Premier roman de l’écrivain gallois Liam Higginson, Au cœur des ombres mêle avec finesse chronique rurale, récit intime, folklore et roman d’épouvante. Une œuvre singulière et envoûtante, où les légendes anciennes et les ombres du passé viennent peu à peu troubler le quotidien d’un couple de fermiers au crépuscule de leur vie.

Dans le massif montagneux de Snowdonia au pays de Galles, Carwyn et Rhian vivent depuis toujours au rythme immuable de leurs troupeaux et des saisons. Lorsque Carwyn trouve une étrange tête sculptée dans la pierre, il se passionne pour sa découverte, comprenant que ce n’est qu’un fragment de quelque chose de bien plus vaste et ancien, sans doute un tumulus préhistorique. A mesure que son obsession pour l’artefact grandit, d’étranges phénomènes surviennent.
Liam Higginson prend le temps d’ancrer son histoire dans la réalité de ce couple de fermiers sexagénaires aux prises avec une modernité de plus en plus menaçante : le déclin de l’usage du Cymraeg, la langue galloise ; la baisse du nombre d’exploitants agricoles ; le rachat de propriétés par de riches anglais qui y installent des résidences secondaires ; l’arrivée de touristes bobos. En parallèle, les moments forts du passé de ce couple sont dévoilés, depuis leur rencontre dans l’enfance jusqu’à leur amour actuel, toujours très fusionnel. Assez rapidement, on a l’impression de connaître intimement les lieux, les paysages magnifiquement décrits, et les personnages.

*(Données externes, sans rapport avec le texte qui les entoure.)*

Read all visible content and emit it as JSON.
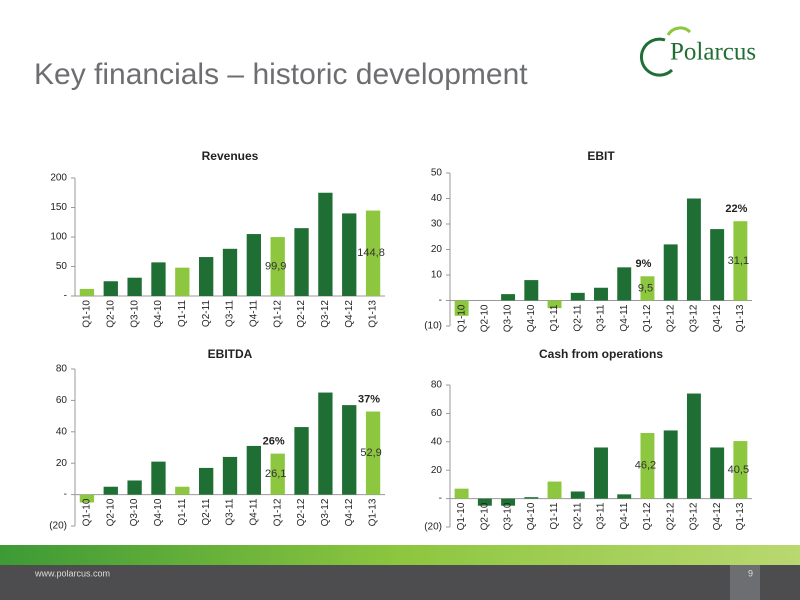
{
  "header": {
    "title": "Key financials – historic development",
    "logo": "Polarcus"
  },
  "footer": {
    "url": "www.polarcus.com",
    "page": "9"
  },
  "chart_data": [
    {
      "type": "bar",
      "title": "Revenues",
      "categories": [
        "Q1-10",
        "Q2-10",
        "Q3-10",
        "Q4-10",
        "Q1-11",
        "Q2-11",
        "Q3-11",
        "Q4-11",
        "Q1-12",
        "Q2-12",
        "Q3-12",
        "Q4-12",
        "Q1-13"
      ],
      "values": [
        12,
        25,
        31,
        57,
        48,
        66,
        80,
        105,
        99.9,
        115,
        175,
        140,
        144.8
      ],
      "value_labels": [
        null,
        null,
        null,
        null,
        null,
        null,
        null,
        null,
        "99,9",
        null,
        null,
        null,
        "144,8"
      ],
      "colors": [
        "#8dc63f",
        "#1f6e34",
        "#1f6e34",
        "#1f6e34",
        "#8dc63f",
        "#1f6e34",
        "#1f6e34",
        "#1f6e34",
        "#8dc63f",
        "#1f6e34",
        "#1f6e34",
        "#1f6e34",
        "#8dc63f"
      ],
      "ylim": [
        0,
        200
      ],
      "yticks": [
        {
          "value": 0,
          "label": "-"
        },
        50,
        100,
        150,
        200
      ]
    },
    {
      "type": "bar",
      "title": "EBIT",
      "categories": [
        "Q1-10",
        "Q2-10",
        "Q3-10",
        "Q4-10",
        "Q1-11",
        "Q2-11",
        "Q3-11",
        "Q4-11",
        "Q1-12",
        "Q2-12",
        "Q3-12",
        "Q4-12",
        "Q1-13"
      ],
      "values": [
        -6,
        0,
        2.5,
        8,
        -3,
        3,
        5,
        13,
        9.5,
        22,
        40,
        28,
        31.1
      ],
      "value_labels": [
        null,
        null,
        null,
        null,
        null,
        null,
        null,
        null,
        "9,5",
        null,
        null,
        null,
        "31,1"
      ],
      "colors": [
        "#8dc63f",
        "#1f6e34",
        "#1f6e34",
        "#1f6e34",
        "#8dc63f",
        "#1f6e34",
        "#1f6e34",
        "#1f6e34",
        "#8dc63f",
        "#1f6e34",
        "#1f6e34",
        "#1f6e34",
        "#8dc63f"
      ],
      "annotations": [
        {
          "category": "Q1-12",
          "text": "9%"
        },
        {
          "category": "Q1-13",
          "text": "22%"
        }
      ],
      "ylim": [
        -10,
        50
      ],
      "yticks": [
        {
          "value": -10,
          "label": "(10)"
        },
        {
          "value": 0,
          "label": "-"
        },
        10,
        20,
        30,
        40,
        50
      ]
    },
    {
      "type": "bar",
      "title": "EBITDA",
      "categories": [
        "Q1-10",
        "Q2-10",
        "Q3-10",
        "Q4-10",
        "Q1-11",
        "Q2-11",
        "Q3-11",
        "Q4-11",
        "Q1-12",
        "Q2-12",
        "Q3-12",
        "Q4-12",
        "Q1-13"
      ],
      "values": [
        -5,
        5,
        9,
        21,
        5,
        17,
        24,
        31,
        26.1,
        43,
        65,
        57,
        52.9
      ],
      "value_labels": [
        null,
        null,
        null,
        null,
        null,
        null,
        null,
        null,
        "26,1",
        null,
        null,
        null,
        "52,9"
      ],
      "colors": [
        "#8dc63f",
        "#1f6e34",
        "#1f6e34",
        "#1f6e34",
        "#8dc63f",
        "#1f6e34",
        "#1f6e34",
        "#1f6e34",
        "#8dc63f",
        "#1f6e34",
        "#1f6e34",
        "#1f6e34",
        "#8dc63f"
      ],
      "annotations": [
        {
          "category": "Q1-12",
          "text": "26%"
        },
        {
          "category": "Q1-13",
          "text": "37%"
        }
      ],
      "ylim": [
        -20,
        80
      ],
      "yticks": [
        {
          "value": -20,
          "label": "(20)"
        },
        {
          "value": 0,
          "label": "-"
        },
        20,
        40,
        60,
        80
      ]
    },
    {
      "type": "bar",
      "title": "Cash from operations",
      "categories": [
        "Q1-10",
        "Q2-10",
        "Q3-10",
        "Q4-10",
        "Q1-11",
        "Q2-11",
        "Q3-11",
        "Q4-11",
        "Q1-12",
        "Q2-12",
        "Q3-12",
        "Q4-12",
        "Q1-13"
      ],
      "values": [
        7,
        -5,
        -5,
        1,
        12,
        5,
        36,
        3,
        46.2,
        48,
        74,
        36,
        40.5
      ],
      "value_labels": [
        null,
        null,
        null,
        null,
        null,
        null,
        null,
        null,
        "46,2",
        null,
        null,
        null,
        "40,5"
      ],
      "colors": [
        "#8dc63f",
        "#1f6e34",
        "#1f6e34",
        "#1f6e34",
        "#8dc63f",
        "#1f6e34",
        "#1f6e34",
        "#1f6e34",
        "#8dc63f",
        "#1f6e34",
        "#1f6e34",
        "#1f6e34",
        "#8dc63f"
      ],
      "ylim": [
        -20,
        80
      ],
      "yticks": [
        {
          "value": -20,
          "label": "(20)"
        },
        {
          "value": 0,
          "label": "-"
        },
        20,
        40,
        60,
        80
      ]
    }
  ]
}
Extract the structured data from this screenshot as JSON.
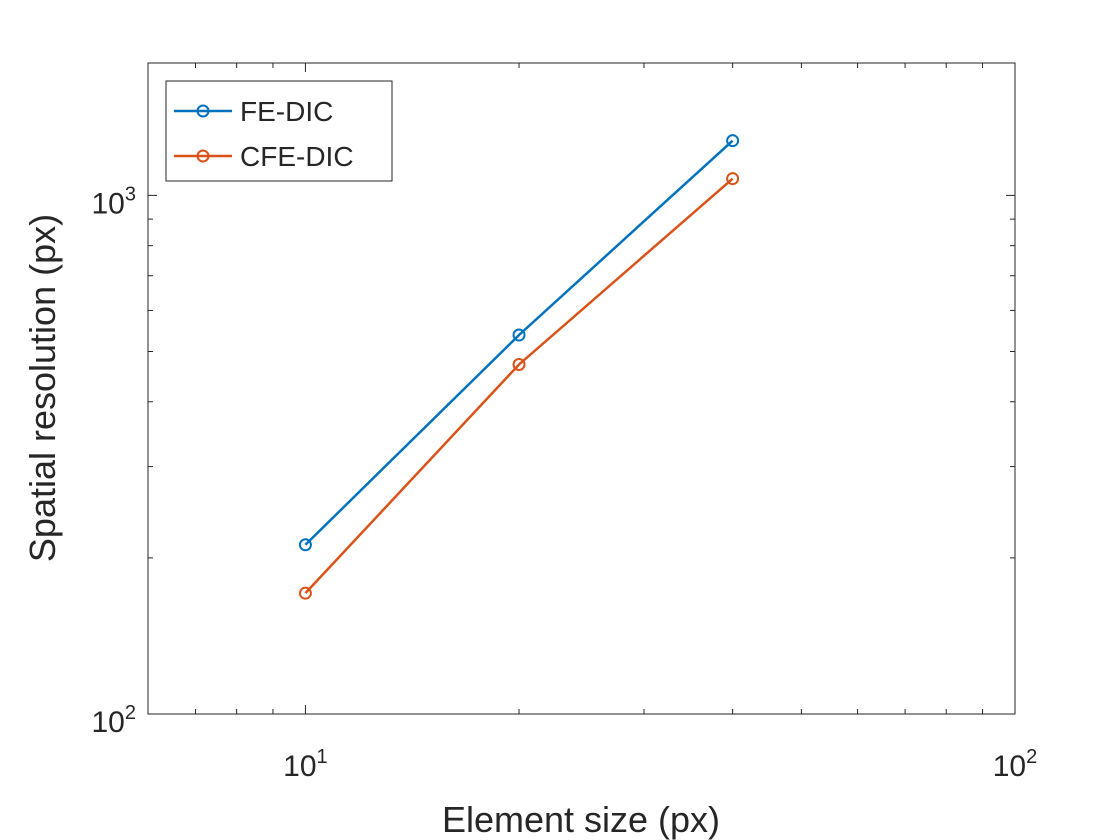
{
  "chart_data": {
    "type": "line",
    "x_scale": "log",
    "y_scale": "log",
    "xlabel": "Element size (px)",
    "ylabel": "Spatial resolution (px)",
    "xlim": [
      6,
      100
    ],
    "ylim": [
      100,
      1800
    ],
    "grid": false,
    "legend_position": "top-left",
    "x_tick_labels": [
      {
        "value": 10,
        "base": "10",
        "exponent": "1"
      },
      {
        "value": 100,
        "base": "10",
        "exponent": "2"
      }
    ],
    "y_tick_labels": [
      {
        "value": 100,
        "base": "10",
        "exponent": "2"
      },
      {
        "value": 1000,
        "base": "10",
        "exponent": "3"
      }
    ],
    "series": [
      {
        "name": "FE-DIC",
        "color": "#0072BD",
        "marker": "circle",
        "x": [
          10,
          20,
          40
        ],
        "y": [
          212,
          538,
          1275
        ]
      },
      {
        "name": "CFE-DIC",
        "color": "#D95319",
        "marker": "circle",
        "x": [
          10,
          20,
          40
        ],
        "y": [
          171,
          472,
          1077
        ]
      }
    ]
  }
}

« Et si l’apparition de cette tête n’était pas un coup de chance mais plutôt source de malheur ? Plus ça allait, plus cet artefact faisait l’effet d’une présence importune dans la maison. Étendu sur son lit, il la sentait comme on sent la compagnie de visiteurs dans d’autres pièces ; pas comme un fantôme, non, une entité tangible. Elle s’immisçait en toile de fond de ses rêves la nuit et de ses pensées le jour. »
La quatrième de couverture parle d’épouvante. Disons qu’ici l’horreur niche dans l’invisible, plus troublante que terrifiante. L’intrigue se dévoile très lentement, même après la découverte de la statuette qui va faire basculer le récit. Liam Higginson distille de façon très subtile une atmosphère de menace diffuse, juste quelques mots qui dissonent, juste un détail qui ne semble pas à sa place. Surtout, il intercale dans le récit présent des extraits de légendes galloises souvent inquiétantes.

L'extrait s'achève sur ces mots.